You are viewing a plain text version of this content. The canonical link for it is here.
Posted to issues@hbase.apache.org by "Prakash Khemani (JIRA)" <ji...@apache.org> on 2011/04/29 01:32:03 UTC
[jira] [Resolved] (HBASE-3822) region server stuck in
waitOnAllRegionsToClose
[ https://issues.apache.org/jira/browse/HBASE-3822?page=com.atlassian.jira.plugin.system.issuetabpanels:all-tabpanel ]
Prakash Khemani resolved HBASE-3822.
------------------------------------
Resolution: Invalid
Release Note: The description is invalid. Will open a new one.
> region server stuck in waitOnAllRegionsToClose
> ----------------------------------------------
>
> Key: HBASE-3822
> URL: https://issues.apache.org/jira/browse/HBASE-3822
> Project: HBase
> Issue Type: Bug
> Reporter: Prakash Khemani
>
> The regionserver is not able to exit because the rs thread is stuck here
> "regionserver60020" prio=10 tid=0x00002ab2b039e000 nid=0x760a waiting on condition [0x000000004365e000]

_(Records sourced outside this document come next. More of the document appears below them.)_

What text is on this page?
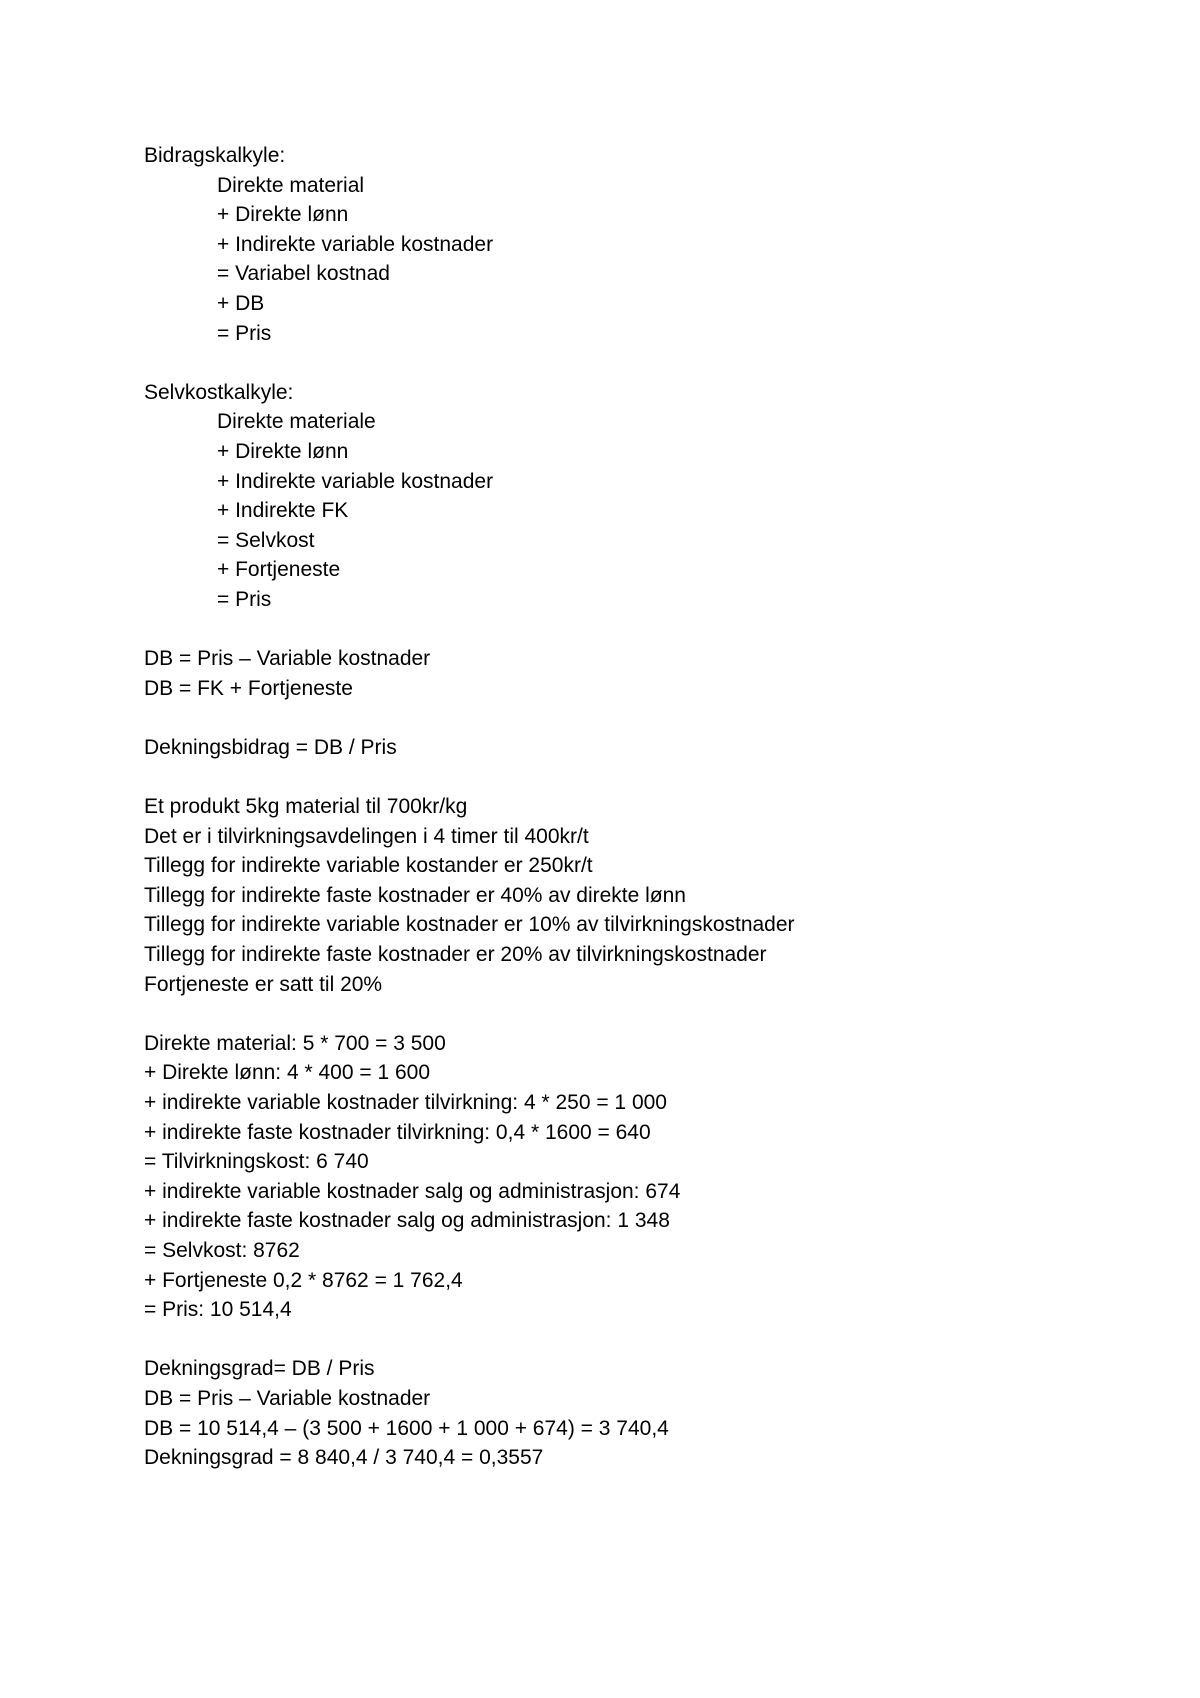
Bidragskalkyle:
Direkte material
+ Direkte lønn
+ Indirekte variable kostnader
= Variabel kostnad
+ DB
= Pris
Selvkostkalkyle:
Direkte materiale
+ Direkte lønn
+ Indirekte variable kostnader
+ Indirekte FK
= Selvkost
+ Fortjeneste
= Pris
DB = Pris – Variable kostnader
DB = FK + Fortjeneste
Dekningsbidrag = DB / Pris
Et produkt 5kg material til 700kr/kg
Det er i tilvirkningsavdelingen i 4 timer til 400kr/t
Tillegg for indirekte variable kostander er 250kr/t
Tillegg for indirekte faste kostnader er 40% av direkte lønn
Tillegg for indirekte variable kostnader er 10% av tilvirkningskostnader
Tillegg for indirekte faste kostnader er 20% av tilvirkningskostnader
Fortjeneste er satt til 20%
Direkte material: 5 * 700 = 3 500
+ Direkte lønn: 4 * 400 = 1 600
+ indirekte variable kostnader tilvirkning: 4 * 250 = 1 000
+ indirekte faste kostnader tilvirkning: 0,4 * 1600 = 640
= Tilvirkningskost: 6 740
+ indirekte variable kostnader salg og administrasjon: 674
+ indirekte faste kostnader salg og administrasjon: 1 348
= Selvkost: 8762
+ Fortjeneste 0,2 * 8762 = 1 762,4
= Pris: 10 514,4
Dekningsgrad= DB / Pris
DB = Pris – Variable kostnader
DB = 10 514,4 – (3 500 + 1600 + 1 000 + 674) = 3 740,4
Dekningsgrad = 8 840,4 / 3 740,4 = 0,3557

> java.lang.Thread.State: TIMED_WAITING (sleeping)
> at java.lang.Thread.sleep(Native Method)
> at org.apache.hadoop.hbase.util.Threads.sleep(Threads.java:126)
> at org.apache.hadoop.hbase.regionserver.HRegionServer.waitOnAllRegionsToClose(HRegionServer.java:736)
> at org.apache.hadoop.hbase.regionserver.HRegionServer.run(HRegionServer.java:689)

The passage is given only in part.